Software testing is vital for ensuring code quality and reducing the risk of defects slipping into production. However, automated tests can introduce their own problems. One particularly insidious issue is known as “test flakiness.” Let’s dive into understanding flaky tests and how to mitigate them.
What is a Flaky Test?
A flaky test is a test that intermittently passes and fails without any actual changes made to the code it’s testing. In other words, the test results are unpredictable and unreliable. This can be extremely frustrating for developers who rely on automated test suites to provide a reliable indication of whether their code is working or not.
Why Do Flaky Tests Happen?
Usually, flaky tests are caused by one or more of the following issues:
- Timing Issues: Tests dependent on precise timing sequences (e.g., delays or waiting for specific events) might fail if system resources are variable or if the test environment is not deterministic.
- External Dependencies: Tests that interact with external systems, such as databases, networks, or third-party APIs, are prone to failure if those external resources are unavailable, slow, or return inconsistent results.
- Test Data: Tests that don’t properly isolate and manage their test data can lead to conflicts and unpredictable results if data is shared between tests or modified without being appropriately reset.
- Resource Contention: If tests run in parallel and compete for shared resources, such as files or system memory, their outcome can become dependent on the order of execution and resource availability.
- Non-deterministic Code: Code that uses randomness or relies on elements like system time might produce different results each time it’s run, leading to flaky tests.
Code Example of a Flaky Test
Here’s a Python example using the pytest framework that demonstrates a flaky test:
import random
import time
def test_random_number():
random_value = random.randint(1, 10)
time.sleep(0.5) # Introduce a potential delay
assert random_value > 5This test has an inherent probability of failure.
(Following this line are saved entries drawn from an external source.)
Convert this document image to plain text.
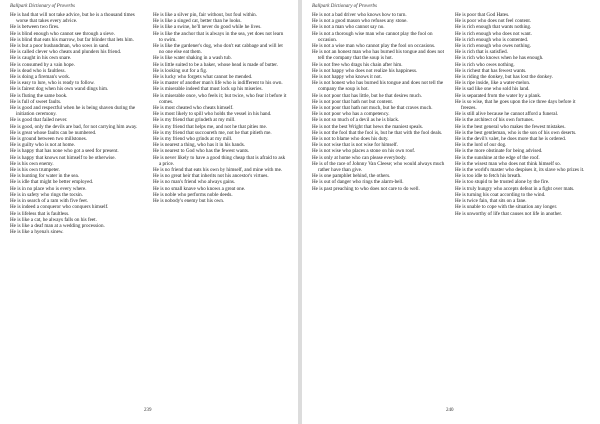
Ballpark Dictionary of Proverbs

He is bad that will not take advice, but he is a thousand times worse that takes every advice.

He is between two fires.

He is blind enough who cannot see through a sieve.

He is blind that eats his marrow, but far blinder that lets him.

He is but a poor husbandman, who sows in sand.

He is called clever who cheats and plunders his friend.

He is caught in his own snare.

He is consumed by a vain hope.

He is dead who is faultless.

He is doing a fireman's work.

He is easy to lure, who is ready to follow.

He is fairest dog when his own wand dings him.

He is fluting the same book.

He is full of sweet faults.

He is good and respectful when he is being shaven during the initiation ceremony.

He is good that failed never.

He is good, only the devils are bad, for not carrying him away.

He is great whose faults can be numbered.

He is ground between two millstones.

He is guilty who is not at home.

He is happy that has none who got a seed for present.

He is happy that knows not himself to be otherwise.

He is his own enemy.

He is his own trumpeter.

He is hunting for water in the sea.

He is idle that might be better employed.

He is in no place who is every where.

He is in safety who rings the tocsin.

He is in search of a ram with five feet.

He is indeed a conqueror who conquers himself.

He is lifeless that is faultless.

He is like a cat, he always falls on his feet.

He is like a deaf man at a wedding procession.

He is like a hyena's sinew.

He is like a silver pin, fair without, but foul within.

He is like a singed cat, better than he looks.

He is like a swine, he'll never do good while he lives.

He is like the anchor that is always in the sea, yet does not learn to swim.

He is like the gardener's dog, who don't eat cabbage and will let no one else eat them.

He is like water shaking in a wash tub.

He is little suited to be a baker, whose head is made of butter.

He is looking out for a fig.

He is lucky who forgets what cannot be mended.

He is master of another man's life who is indifferent to his own.

He is miserable indeed that must lock up his miseries.

He is miserable once, who feels it; but twice, who fear it before it comes.

He is most cheated who cheats himself.

He is most likely to spill who holds the vessel in his hand.

He is my friend that grindeth at my mill.

He is my friend that helps me, and not he that pities me.

He is my friend that succoureth me, not he that pitieth me.

He is my friend who grinds at my mill.

He is nearest a thing, who has it in his hands.

He is nearest to God who has the fewest wants.

He is never likely to have a good thing cheap that is afraid to ask a price.

He is no friend that eats his own by himself, and mine with me.

He is no great heir that inherits not his ancestor's virtues.

He is no man's friend who always gains.

He is no small knave who knows a great one.

He is noble who performs noble deeds.

He is nobody's enemy but his own.

239
Ballpark Dictionary of Proverbs

He is not a bad driver who knows how to turn.

He is not a good mason who refuses any stone.

He is not a man who cannot say no.

He is not a thorough wise man who cannot play the fool on occasion.

He is not a wise man who cannot play the fool on occasions.

He is not an honest man who has burned his tongue and does not tell the company that the soup is hot.

He is not free who drags his chain after him.

He is not happy who does not realize his happiness.

He is not happy who knows it not.

He is not honest who has burned his tongue and does not tell the company the soup is hot.

He is not poor that has little, but he that desires much.

He is not poor that hath not but content.

He is not poor that hath not much, but he that craves much.

He is not poor who has a competency.

He is not so much of a devil as he is black.

He is not the best Wright that hews the maniest speals.

He is not the fool that the fool is, but he that with the fool deals.

He is not to blame who does his duty.

He is not wise that is not wise for himself.

He is not wise who places a stone on his own roof.

He is only at home who can please everybody.

He is of the race of Johnny Van Cleese; who would always much rather have than give.

He is one pamphlet behind, the others.

He is out of danger who rings the alarm-bell.

He is past preaching to who does not care to do well.

He is poor that God Hates.

He is poor who does not feel content.

He is rich enough that wants nothing.

He is rich enough who does not want.

He is rich enough who is contented.

He is rich enough who owes nothing.

He is rich that is satisfied.

He is rich who knows when he has enough.

He is rich who owes nothing.

He is richest that has fewest wants.

He is riding the donkey, but has lost the donkey.

He is ripe inside, like a water-melon.

He is sad like one who sold his land.

He is separated from the water by a plank.

He is so wise, that he goes upon the ice three days before it freezes.

He is still alive because he cannot afford a funeral.

He is the architect of his own fortunes.

He is the best general who makes the fewest mistakes.

He is the best gentleman, who is the son of his own deserts.

He is the devil's valet, he does more that he is ordered.

He is the lord of our dog.

He is the more obstinate for being advised.

He is the sunshine at the edge of the roof.

He is the wisest man who does not think himself so.

He is the world's master who despises it, its slave who prizes it.

He is too idle to fetch his breath.

He is too stupid to be trusted alone by the fire.

He is truly hungry who accepts defeat in a fight over mats.

He is turning his coat according to the wind.

He is twice fain, that sits on a fane.

He is unable to cope with the situation any longer.

He is unworthy of life that causes not life in another.

240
Since the random number could be less than or equal to 5, the assertion might fail intermittently. The addition of time.sleep further increases the potential for flakiness if the system is under load.
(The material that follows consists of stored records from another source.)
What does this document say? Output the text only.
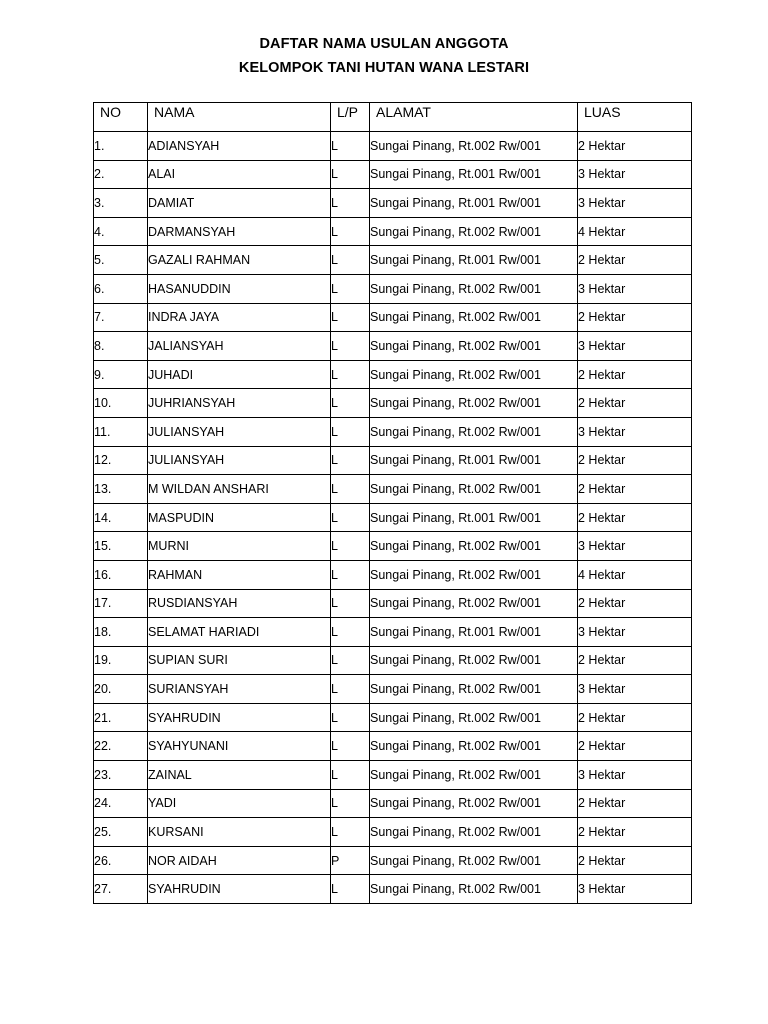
DAFTAR NAMA USULAN ANGGOTA
KELOMPOK TANI HUTAN WANA LESTARI
NO	NAMA	L/P	ALAMAT	LUAS
1.	ADIANSYAH	L	Sungai Pinang, Rt.002 Rw/001	2 Hektar
2.	ALAI	L	Sungai Pinang, Rt.001 Rw/001	3 Hektar
3.	DAMIAT	L	Sungai Pinang, Rt.001 Rw/001	3 Hektar
4.	DARMANSYAH	L	Sungai Pinang, Rt.002 Rw/001	4 Hektar
5.	GAZALI RAHMAN	L	Sungai Pinang, Rt.001 Rw/001	2 Hektar
6.	HASANUDDIN	L	Sungai Pinang, Rt.002 Rw/001	3 Hektar
7.	INDRA JAYA	L	Sungai Pinang, Rt.002 Rw/001	2 Hektar
8.	JALIANSYAH	L	Sungai Pinang, Rt.002 Rw/001	3 Hektar
9.	JUHADI	L	Sungai Pinang, Rt.002 Rw/001	2 Hektar
10.	JUHRIANSYAH	L	Sungai Pinang, Rt.002 Rw/001	2 Hektar
11.	JULIANSYAH	L	Sungai Pinang, Rt.002 Rw/001	3 Hektar
12.	JULIANSYAH	L	Sungai Pinang, Rt.001 Rw/001	2 Hektar
13.	M WILDAN ANSHARI	L	Sungai Pinang, Rt.002 Rw/001	2 Hektar
14.	MASPUDIN	L	Sungai Pinang, Rt.001 Rw/001	2 Hektar
15.	MURNI	L	Sungai Pinang, Rt.002 Rw/001	3 Hektar
16.	RAHMAN	L	Sungai Pinang, Rt.002 Rw/001	4 Hektar
17.	RUSDIANSYAH	L	Sungai Pinang, Rt.002 Rw/001	2 Hektar
18.	SELAMAT HARIADI	L	Sungai Pinang, Rt.001 Rw/001	3 Hektar
19.	SUPIAN SURI	L	Sungai Pinang, Rt.002 Rw/001	2 Hektar
20.	SURIANSYAH	L	Sungai Pinang, Rt.002 Rw/001	3 Hektar
21.	SYAHRUDIN	L	Sungai Pinang, Rt.002 Rw/001	2 Hektar
22.	SYAHYUNANI	L	Sungai Pinang, Rt.002 Rw/001	2 Hektar
23.	ZAINAL	L	Sungai Pinang, Rt.002 Rw/001	3 Hektar
24.	YADI	L	Sungai Pinang, Rt.002 Rw/001	2 Hektar
25.	KURSANI	L	Sungai Pinang, Rt.002 Rw/001	2 Hektar
26.	NOR AIDAH	P	Sungai Pinang, Rt.002 Rw/001	2 Hektar
27.	SYAHRUDIN	L	Sungai Pinang, Rt.002 Rw/001	3 Hektar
The Problem with Flaky Tests
Flaky tests erode confidence in your test suite. A failed test should reliably signify a problem in the code. But with flaky tests, the following dilemmas arise:
- False Negatives: A flaky test may pass sometimes, obscuring actual bugs.
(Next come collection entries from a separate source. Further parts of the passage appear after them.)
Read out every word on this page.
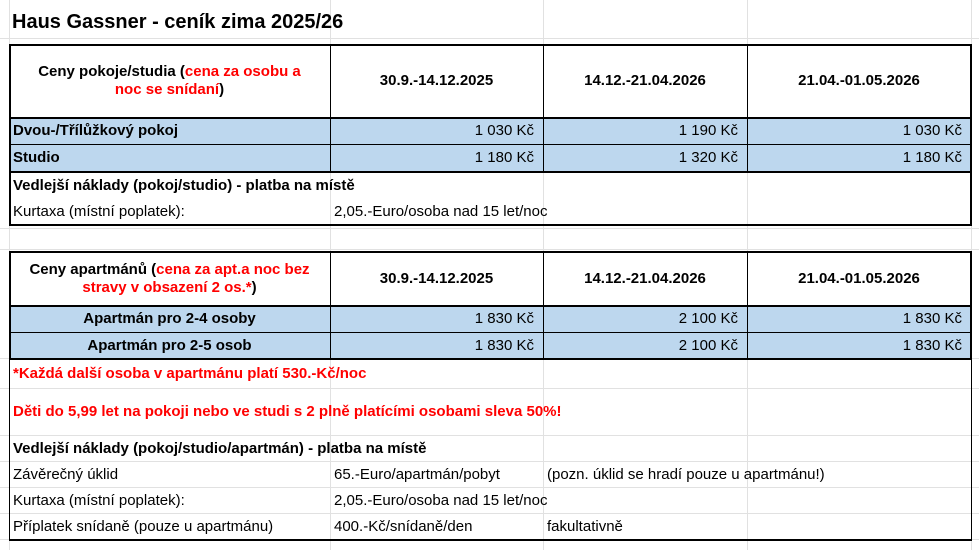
Haus Gassner - ceník zima 2025/26
Ceny pokoje/studia (cena za osobu a
noc se snídaní)
30.9.-14.12.2025	14.12.-21.04.2026	21.04.-01.05.2026
Dvou-/Třílůžkový pokoj	1 030 Kč	1 190 Kč	1 030 Kč
Studio	1 180 Kč	1 320 Kč	1 180 Kč
Vedlejší náklady (pokoj/studio) - platba na místě
Kurtaxa (místní poplatek):	2,05.-Euro/osoba nad 15 let/noc
Ceny apartmánů (cena za apt.a noc bez
stravy v obsazení 2 os.*)
30.9.-14.12.2025	14.12.-21.04.2026	21.04.-01.05.2026
Apartmán pro 2-4 osoby	1 830 Kč	2 100 Kč	1 830 Kč
Apartmán pro 2-5 osob	1 830 Kč	2 100 Kč	1 830 Kč
*Každá další osoba v apartmánu platí 530.-Kč/noc
Děti do 5,99 let na pokoji nebo ve studi s 2 plně platícími osobami sleva 50%!
Vedlejší náklady (pokoj/studio/apartmán) - platba na místě
Závěrečný úklid	65.-Euro/apartmán/pobyt	(pozn. úklid se hradí pouze u apartmánu!)
Kurtaxa (místní poplatek):	2,05.-Euro/osoba nad 15 let/noc
Příplatek snídaně (pouze u apartmánu)	400.-Kč/snídaně/den	fakultativně
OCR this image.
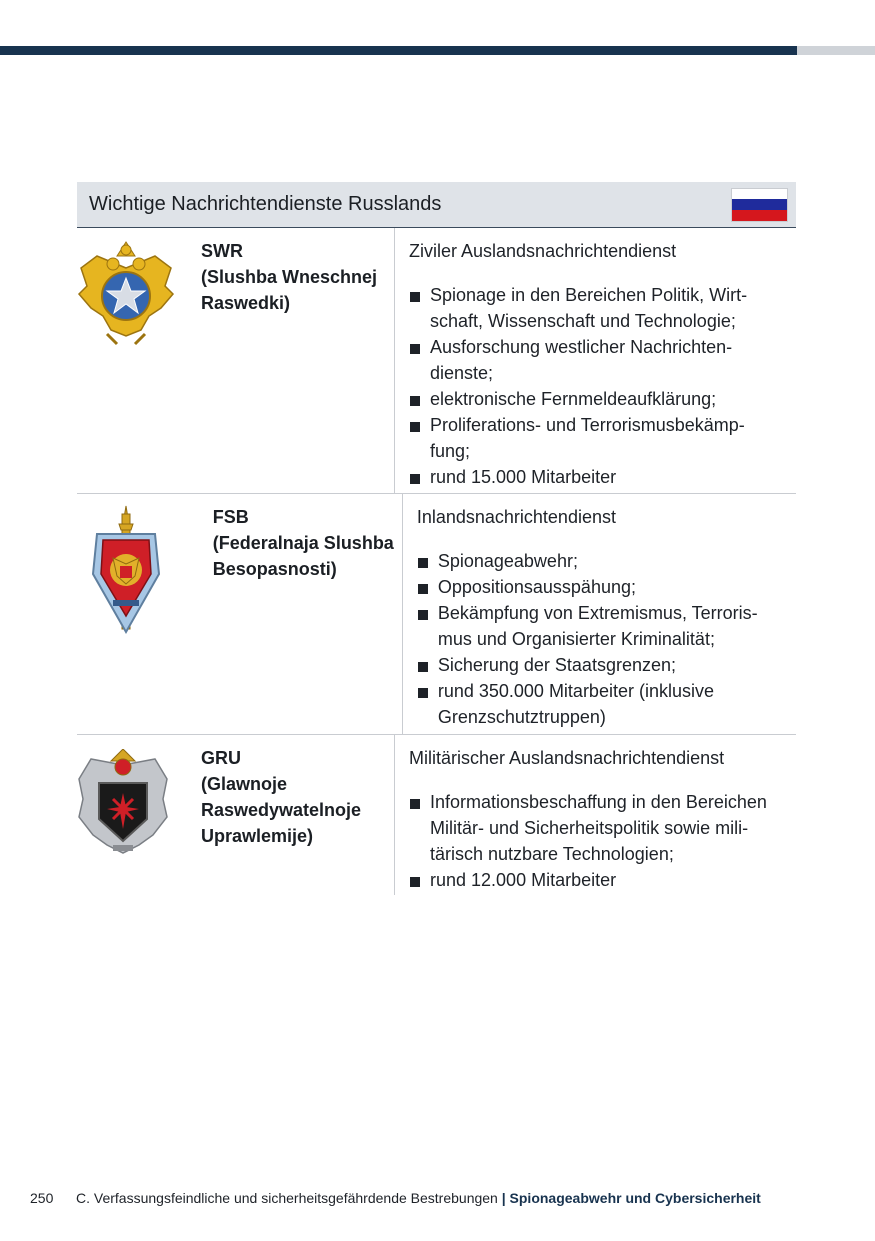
Wichtige Nachrichtendienste Russlands
SWR
(Slushba Wneschnej
Raswedki)
Ziviler Auslandsnachrichtendienst
Spionage in den Bereichen Politik, Wirt-
schaft, Wissenschaft und Technologie;
Ausforschung westlicher Nachrichten-
dienste;
elektronische Fernmeldeaufklärung;
Proliferations- und Terrorismusbekämp-
fung;
rund 15.000 Mitarbeiter
FSB
(Federalnaja Slushba
Besopasnosti)
Inlandsnachrichtendienst
Spionageabwehr;
Oppositionsausspähung;
Bekämpfung von Extremismus, Terroris-
mus und Organisierter Kriminalität;
Sicherung der Staatsgrenzen;
rund 350.000 Mitarbeiter (inklusive
Grenzschutztruppen)
GRU
(Glawnoje
Raswedywatelnoje
Uprawlemije)
Militärischer Auslandsnachrichtendienst
Informationsbeschaffung in den Bereichen
Militär- und Sicherheitspolitik sowie mili-
tärisch nutzbare Technologien;
rund 12.000 Mitarbeiter
250 C. Verfassungsfeindliche und sicherheitsgefährdende Bestrebungen | Spionageabwehr und Cybersicherheit
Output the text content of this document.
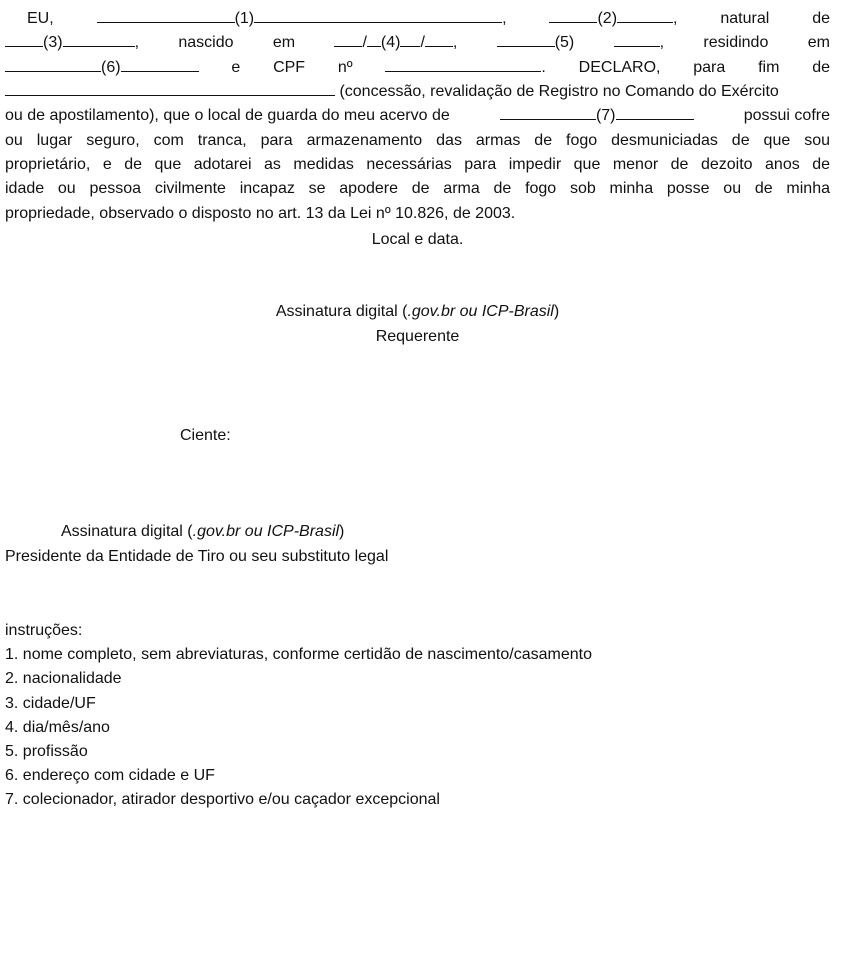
EU,	(1)	,	(2)	,	natural	de
(3)	, nascido em	/ (4) / ,	(5)	, residindo em
(6)	e CPF nº	. DECLARO, para fim de
(concessão, revalidação de Registro no Comando do Exército
ou de apostilamento), que o local de guarda do meu acervo de	(7)	possui cofre
ou lugar seguro, com tranca, para armazenamento das armas de fogo desmuniciadas de que sou
proprietário, e de que adotarei as medidas necessárias para impedir que menor de dezoito anos de
idade ou pessoa civilmente incapaz se apodere de arma de fogo sob minha posse ou de minha
propriedade, observado o disposto no art. 13 da Lei nº 10.826, de 2003.
Local e data.
Assinatura digital (.gov.br ou ICP-Brasil)
Requerente
Ciente:
Assinatura digital (.gov.br ou ICP-Brasil)
Presidente da Entidade de Tiro ou seu substituto legal
instruções:
1. nome completo, sem abreviaturas, conforme certidão de nascimento/casamento
2. nacionalidade
3. cidade/UF
4. dia/mês/ano
5. profissão
6. endereço com cidade e UF
7. colecionador, atirador desportivo e/ou caçador excepcional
- False Positives: Failing flaky tests waste developer time in investigating failures that aren’t caused by code changes.
- Loss of Trust: Teams start ignoring failing tests, undermining the entire purpose of a test suite.
Flaky tests have a real business cost! They are worse than no test at all.
Preventing Test Flakiness
Here are strategies to deal with flaky tests:
- Quarantining: Identify flaky tests and isolate them from your main test suite to prevent them from disrupting development cycles.
- Refactoring Tests: Improve the test code itself. Address timing issues, manage dependencies effectively, and ensure proper test isolation.
- Mocking: Use mocks or stubs to simulate external dependencies and create a controlled test environment.
- Test Frameworks: Some test frameworks have built-in features for detecting and reporting flaky tests.
- Robust Retries: Consider implementing a controlled retry mechanism for tests with a known tendency for flakiness. This is only if the test cannot be considered deterministic, like testing the contents of an LLM output.
How to Test LLM Outputs
LLMs are inherently non-deterministic, meaning they don’t necessarily return the same output every time they’re given the same input prompt.
This means their chance of flakiness is pretty high, but the best tactic, if the response cannot be mocked, is to test a LLM’s semantic similarity. Use semantic similarity metrics (like cosine similarity with sentence embeddings) to compare the LLM’s output to a set of acceptable responses or to identify near-duplicates. This allows for flexibility in the exact wording while ensuring the LLM generates semantically meaningful results.